Getting back into wearing the racing suit, helmet, gloves and glasses but above all my racing skates after almost 25 years since my last world championship. Almost unthinkable, believe me, up to just a few months ago.
Not simply because since my career ended I had not practised sports, but more specifically that short track being such a technical event it’s a discipline rarely returned to even after professionalism. This is the case at least in Italy with adults navigating the ice on long blades even though it really doesn’t matter if your back and legs don’t bend anything like as much as they once did, and even less that the stopwatch inevitably displays a time perhaps extended by 25% compared to back in the ‘90’s!
It was a couple of years ago when I first heard that WWMG was being programmed in my home town of Bormio. I can’t deny that a little curiosity was immediately raised within me, or perhaps it was a matter of instinct. And the very same occurred amongst my former national team mates Mara, Barbara and Marinella during our Olympic careers and with whom I shared a world title and record; at first our exchanges were light-hearted but as time went on, it was to become a reality. “Girls – come on – let’s have a crack at this, the competition’s at home, it’s a chance to have fun together again!” Reliving all the emotions, the wind hitting your face, the silky silence of blade on ice and the body leaning when cornering at speed (albeit not like it once did…)but you can still resist the centrifugal force which produces energy – even at far slower speeds.

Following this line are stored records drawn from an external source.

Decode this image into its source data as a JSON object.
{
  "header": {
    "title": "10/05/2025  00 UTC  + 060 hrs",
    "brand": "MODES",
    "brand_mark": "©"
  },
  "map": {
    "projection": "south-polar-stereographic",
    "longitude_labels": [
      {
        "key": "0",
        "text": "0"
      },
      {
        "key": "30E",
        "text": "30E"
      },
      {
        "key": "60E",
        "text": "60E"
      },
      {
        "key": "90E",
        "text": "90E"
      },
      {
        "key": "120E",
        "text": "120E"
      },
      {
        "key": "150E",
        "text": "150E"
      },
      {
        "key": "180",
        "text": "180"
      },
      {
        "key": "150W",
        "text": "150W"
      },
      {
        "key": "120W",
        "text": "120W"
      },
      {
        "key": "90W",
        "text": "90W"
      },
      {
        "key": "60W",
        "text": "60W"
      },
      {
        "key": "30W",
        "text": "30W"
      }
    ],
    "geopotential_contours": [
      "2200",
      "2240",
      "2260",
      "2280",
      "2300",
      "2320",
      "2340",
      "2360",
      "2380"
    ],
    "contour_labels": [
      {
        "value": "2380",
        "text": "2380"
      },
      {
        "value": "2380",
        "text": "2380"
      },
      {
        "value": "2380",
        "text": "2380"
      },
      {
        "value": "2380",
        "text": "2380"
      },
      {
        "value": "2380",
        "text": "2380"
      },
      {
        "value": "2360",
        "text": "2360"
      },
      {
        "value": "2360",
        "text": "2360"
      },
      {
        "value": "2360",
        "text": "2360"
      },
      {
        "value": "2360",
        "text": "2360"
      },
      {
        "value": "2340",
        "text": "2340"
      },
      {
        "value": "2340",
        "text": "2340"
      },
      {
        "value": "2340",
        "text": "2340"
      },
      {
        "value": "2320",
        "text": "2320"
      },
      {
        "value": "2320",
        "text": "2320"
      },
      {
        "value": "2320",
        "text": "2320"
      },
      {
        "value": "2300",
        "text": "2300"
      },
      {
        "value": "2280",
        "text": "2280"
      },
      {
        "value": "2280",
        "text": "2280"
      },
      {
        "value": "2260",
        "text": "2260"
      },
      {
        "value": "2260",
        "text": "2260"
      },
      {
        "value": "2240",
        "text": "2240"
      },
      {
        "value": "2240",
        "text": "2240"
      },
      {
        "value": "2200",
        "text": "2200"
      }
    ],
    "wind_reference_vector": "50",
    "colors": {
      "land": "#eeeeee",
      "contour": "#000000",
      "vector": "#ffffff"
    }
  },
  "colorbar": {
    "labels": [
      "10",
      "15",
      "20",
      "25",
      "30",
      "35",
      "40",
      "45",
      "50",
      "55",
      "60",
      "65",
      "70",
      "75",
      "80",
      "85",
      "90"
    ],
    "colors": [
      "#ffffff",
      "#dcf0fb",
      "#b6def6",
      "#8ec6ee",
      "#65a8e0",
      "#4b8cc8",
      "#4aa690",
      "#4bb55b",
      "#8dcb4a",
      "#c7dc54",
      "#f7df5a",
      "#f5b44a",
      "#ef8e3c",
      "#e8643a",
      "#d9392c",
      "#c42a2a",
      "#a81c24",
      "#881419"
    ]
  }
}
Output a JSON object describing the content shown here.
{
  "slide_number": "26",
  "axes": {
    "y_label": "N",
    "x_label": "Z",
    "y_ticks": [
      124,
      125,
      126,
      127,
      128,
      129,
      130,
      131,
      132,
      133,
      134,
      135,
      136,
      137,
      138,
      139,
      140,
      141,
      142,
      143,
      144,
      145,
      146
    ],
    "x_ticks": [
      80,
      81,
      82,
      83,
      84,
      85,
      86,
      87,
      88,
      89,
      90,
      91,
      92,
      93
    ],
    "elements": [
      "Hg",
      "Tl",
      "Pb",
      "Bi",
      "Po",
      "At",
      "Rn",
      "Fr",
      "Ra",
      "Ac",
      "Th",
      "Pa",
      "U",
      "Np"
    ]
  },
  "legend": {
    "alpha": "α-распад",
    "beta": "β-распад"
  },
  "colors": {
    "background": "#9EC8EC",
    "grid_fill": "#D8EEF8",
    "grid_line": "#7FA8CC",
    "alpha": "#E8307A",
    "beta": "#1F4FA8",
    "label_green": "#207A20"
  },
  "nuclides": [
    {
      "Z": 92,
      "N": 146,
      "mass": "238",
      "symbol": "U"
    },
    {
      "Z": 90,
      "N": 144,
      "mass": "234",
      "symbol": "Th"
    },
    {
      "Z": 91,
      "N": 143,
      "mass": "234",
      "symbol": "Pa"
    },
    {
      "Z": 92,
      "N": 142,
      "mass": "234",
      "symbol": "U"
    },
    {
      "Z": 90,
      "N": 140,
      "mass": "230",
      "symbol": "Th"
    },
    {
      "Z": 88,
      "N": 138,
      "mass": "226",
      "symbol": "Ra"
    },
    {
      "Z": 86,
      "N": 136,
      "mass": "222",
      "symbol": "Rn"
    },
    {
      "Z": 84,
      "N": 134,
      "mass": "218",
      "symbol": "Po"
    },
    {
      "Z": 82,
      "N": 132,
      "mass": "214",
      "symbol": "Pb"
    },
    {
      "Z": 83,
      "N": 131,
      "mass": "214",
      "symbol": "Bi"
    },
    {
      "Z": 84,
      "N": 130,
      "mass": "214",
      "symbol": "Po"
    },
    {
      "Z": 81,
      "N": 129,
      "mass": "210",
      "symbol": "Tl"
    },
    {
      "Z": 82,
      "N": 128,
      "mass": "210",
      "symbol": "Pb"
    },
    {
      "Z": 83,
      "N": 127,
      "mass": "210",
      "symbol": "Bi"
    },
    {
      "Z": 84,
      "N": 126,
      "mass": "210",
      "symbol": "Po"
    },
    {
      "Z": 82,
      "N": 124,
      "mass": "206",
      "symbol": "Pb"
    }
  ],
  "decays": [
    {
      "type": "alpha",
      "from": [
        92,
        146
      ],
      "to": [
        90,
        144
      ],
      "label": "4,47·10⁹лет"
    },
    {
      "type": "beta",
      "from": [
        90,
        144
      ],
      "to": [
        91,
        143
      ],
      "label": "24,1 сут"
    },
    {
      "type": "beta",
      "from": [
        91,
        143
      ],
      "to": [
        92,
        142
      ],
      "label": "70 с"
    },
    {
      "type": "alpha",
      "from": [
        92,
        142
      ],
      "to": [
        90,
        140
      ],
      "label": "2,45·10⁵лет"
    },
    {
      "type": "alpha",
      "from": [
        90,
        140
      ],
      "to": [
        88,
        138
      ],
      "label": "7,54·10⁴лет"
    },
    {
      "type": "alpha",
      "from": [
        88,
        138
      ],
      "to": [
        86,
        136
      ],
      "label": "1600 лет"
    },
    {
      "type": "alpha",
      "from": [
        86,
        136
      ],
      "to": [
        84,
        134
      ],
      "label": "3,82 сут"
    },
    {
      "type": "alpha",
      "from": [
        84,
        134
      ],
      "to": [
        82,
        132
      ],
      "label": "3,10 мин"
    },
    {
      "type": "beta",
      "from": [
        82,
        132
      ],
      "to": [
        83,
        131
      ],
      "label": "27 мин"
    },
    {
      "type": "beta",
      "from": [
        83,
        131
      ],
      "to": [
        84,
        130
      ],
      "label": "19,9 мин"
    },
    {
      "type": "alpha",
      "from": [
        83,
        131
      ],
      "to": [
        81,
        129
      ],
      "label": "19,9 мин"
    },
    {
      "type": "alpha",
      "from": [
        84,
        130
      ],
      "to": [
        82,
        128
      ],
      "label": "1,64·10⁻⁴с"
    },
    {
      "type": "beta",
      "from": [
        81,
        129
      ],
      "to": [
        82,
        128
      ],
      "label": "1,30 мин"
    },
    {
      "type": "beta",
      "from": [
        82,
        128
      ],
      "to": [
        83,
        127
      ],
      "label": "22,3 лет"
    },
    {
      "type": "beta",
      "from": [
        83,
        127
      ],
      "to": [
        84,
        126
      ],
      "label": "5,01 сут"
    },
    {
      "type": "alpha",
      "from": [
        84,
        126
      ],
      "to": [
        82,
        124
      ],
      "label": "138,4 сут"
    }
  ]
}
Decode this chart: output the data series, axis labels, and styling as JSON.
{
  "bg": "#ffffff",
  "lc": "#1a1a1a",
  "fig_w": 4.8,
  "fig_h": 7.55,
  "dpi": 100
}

So a combination of energy and enthusiasm has got me back into the swing and as I say to the kids at my old Bormio Ghiaccio Club, although short track – both physiologically or on automatic pilot is not “natural for the old guys!” – who cares! And indeed I thank the younger generation enormously. The crucial thing, just as when in training for the Olympic Games, is to do it with passion, in company and above all is to have fun and not lose your sense of humour, even when after maybe just a few laps the lactic acid flows back to revive sensations pleasantly forgotten.
And so it is in this very spirit that I will be reliving my greatest sporting passion, speed skating on short track ice, a speciality that has featured throughout my life from childhood, then athlete, mother, wife and now journalist. And what perhaps will be the most emotional moment? Seeing my parents once again in the stands at the age of 80 with tears in their eyes when they see their “little girl” back on the ice.